Federal Law Assists Troops' Dealings With Creditors
By Gerry J. Gilmore
American Forces Press Service
WASHINGTON, Mar. 29, 2005 Federal law prohibits mortgage lenders from immediately foreclosing on homes owned by servicemembers deployed overseas on military duty, a senior legal officer noted here.
All servicemembers, including those deployed, are protected under the Servicemembers Civil Relief Act, signed by President Bush on Dec. 19, 2003, said Army Col. Christopher Garcia, director of legal policy at the Office of the Undersecretary of Defense for Personnel and Readiness.
"The SCRA includes a provision that protects against default judgment. In any civil action, such as a lawsuit or a foreclosure, in which the defendant does not make an appearance, the court must require the plaintiff bringing the suit to file an affidavit saying whether or not the other party in the lawsuit is a servicemember," Garcia explained.
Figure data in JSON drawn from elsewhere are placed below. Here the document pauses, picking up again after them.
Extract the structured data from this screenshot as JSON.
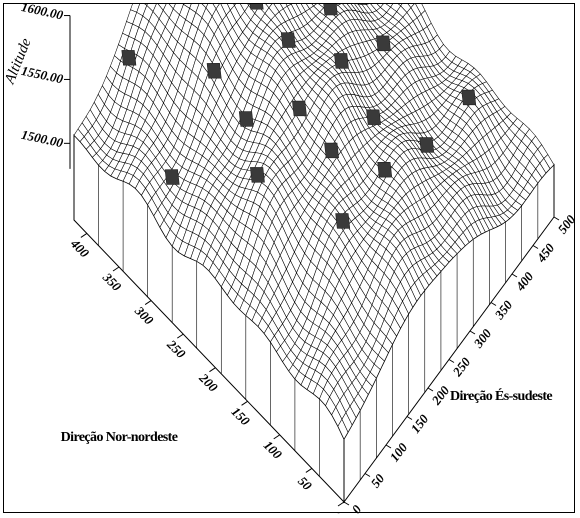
{
  "chart_data": {
    "type": "surface3d",
    "zlabel": "Altitude",
    "xlabel": "Direção Nor-nordeste",
    "ylabel": "Direção És-sudeste",
    "z_ticks": [
      "1500.00",
      "1550.00",
      "1600.00"
    ],
    "x_ticks": [
      "0",
      "50",
      "100",
      "150",
      "200",
      "250",
      "300",
      "350",
      "400"
    ],
    "y_ticks": [
      "0",
      "50",
      "100",
      "150",
      "200",
      "250",
      "300",
      "350",
      "400",
      "450",
      "500"
    ],
    "xlim": [
      0,
      420
    ],
    "ylim": [
      0,
      500
    ],
    "zlim": [
      1440,
      1620
    ],
    "grid_resolution": [
      44,
      52
    ],
    "sample_points": [
      [
        400,
        100
      ],
      [
        400,
        200
      ],
      [
        400,
        300
      ],
      [
        400,
        400
      ],
      [
        300,
        50
      ],
      [
        300,
        150
      ],
      [
        300,
        250
      ],
      [
        300,
        350
      ],
      [
        300,
        450
      ],
      [
        200,
        100
      ],
      [
        200,
        200
      ],
      [
        200,
        300
      ],
      [
        200,
        400
      ],
      [
        100,
        150
      ],
      [
        100,
        250
      ],
      [
        100,
        350
      ],
      [
        100,
        450
      ],
      [
        250,
        150
      ],
      [
        250,
        250
      ],
      [
        250,
        350
      ],
      [
        150,
        200
      ],
      [
        150,
        300
      ],
      [
        350,
        200
      ],
      [
        350,
        300
      ]
    ]
  }
}
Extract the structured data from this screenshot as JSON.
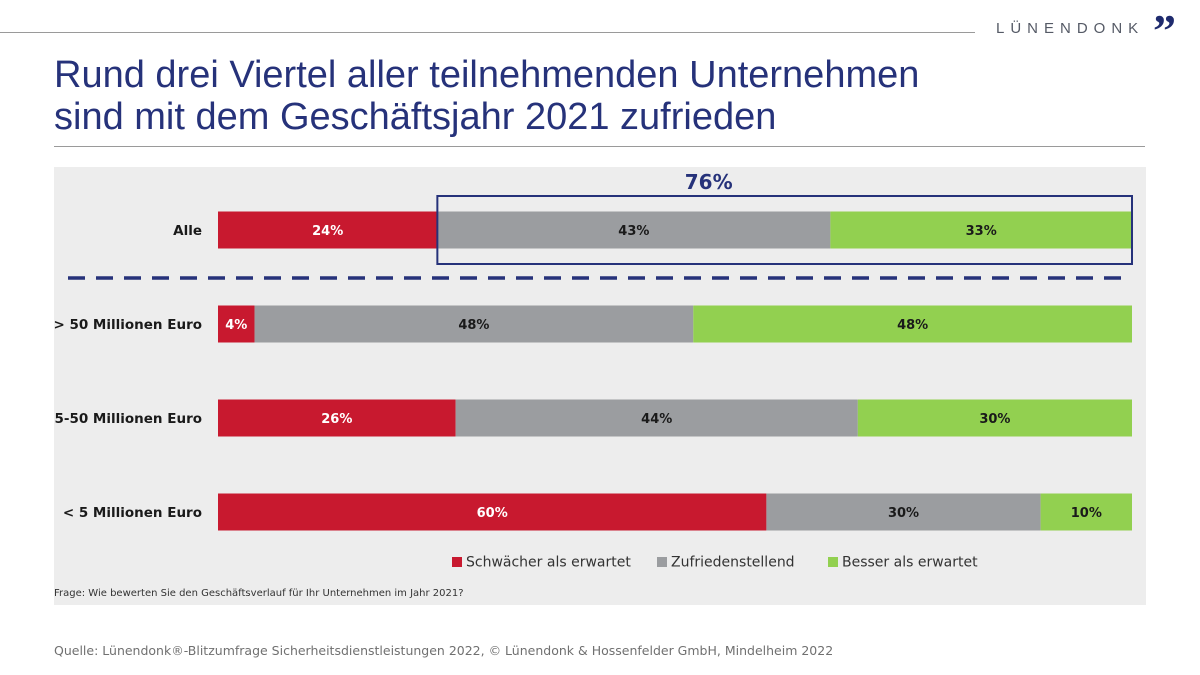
{
  "header": {
    "logo_text": "LÜNENDONK",
    "logo_mark": "”",
    "title_line1": "Rund drei Viertel aller teilnehmenden Unternehmen",
    "title_line2": "sind mit dem Geschäftsjahr 2021 zufrieden"
  },
  "chart_data": {
    "type": "bar",
    "orientation": "horizontal",
    "stacked": true,
    "value_unit": "%",
    "categories": [
      "Alle",
      "> 50 Millionen Euro",
      "5-50 Millionen Euro",
      "< 5 Millionen Euro"
    ],
    "series": [
      {
        "name": "Schwächer als erwartet",
        "color": "#c8192f",
        "label_color": "#ffffff",
        "values": [
          24,
          4,
          26,
          60
        ]
      },
      {
        "name": "Zufriedenstellend",
        "color": "#9b9da0",
        "label_color": "#1a1a1a",
        "values": [
          43,
          48,
          44,
          30
        ]
      },
      {
        "name": "Besser als erwartet",
        "color": "#92d050",
        "label_color": "#1a1a1a",
        "values": [
          33,
          48,
          30,
          10
        ]
      }
    ],
    "xlim": [
      0,
      100
    ],
    "highlight": {
      "label": "76%",
      "category": "Alle",
      "series": [
        "Zufriedenstellend",
        "Besser als erwartet"
      ],
      "color": "#26327a"
    },
    "separator_after_category": "Alle",
    "legend_position": "bottom-center",
    "question": "Frage: Wie bewerten Sie den Geschäftsverlauf für Ihr Unternehmen im Jahr 2021?"
  },
  "footer": {
    "source": "Quelle: Lünendonk®-Blitzumfrage Sicherheitsdienstleistungen 2022, © Lünendonk & Hossenfelder GmbH, Mindelheim 2022"
  }
}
And, if the party being sued for foreclosure or some other debt action is a servicemember, Garcia continued, "then the SCRA requires the judge to do certain things to protect the servicemember's rights" under the law.
For example, he said, the courts "are required to stay the court proceedings for a minimum of 90 days until the servicemember can be present to assert a defense." Most often, such court cases are delayed until the servicemember has completed his or her overseas deployment, Garcia pointed out.
Garcia said he had no specific information regarding recent news reports saying some deployed servicemembers have had their homes foreclosed on or had other assets seized in contradiction to the law.
Business-community compliance with the SCRA "generally has been very good," Garcia noted. Yet, he acknowledged, there've been "isolated cases of noncompliance." This usually occurs, Garcia said, "when a lender, or landlord, or other person dealing with a servicemember is unaware of the law."
After lenders and other creditors become aware of the law, they usually comply with it, Garcia said.
All active, Reserve and Guard troops on active duty, Garcia said, can contact their local military legal assistance officers to assist them in enforcing SCRA-specified rights.
Servicemembers and their family members can personally visit legal assistance offices. A legal assistance attorney can "draft a letter or make a phone call," he pointed out. If the creditor refuses to comply with the SCRA, either the servicemember can sue privately, or the Department of Justice can bring an enforcement action in federal court.
The SCRA is an update to the Soldiers and Sailors Civil Relief Act of 1940, which was established to provide protections to deployed troops who have difficulty meeting their personal financial and legal obligations due to their military service.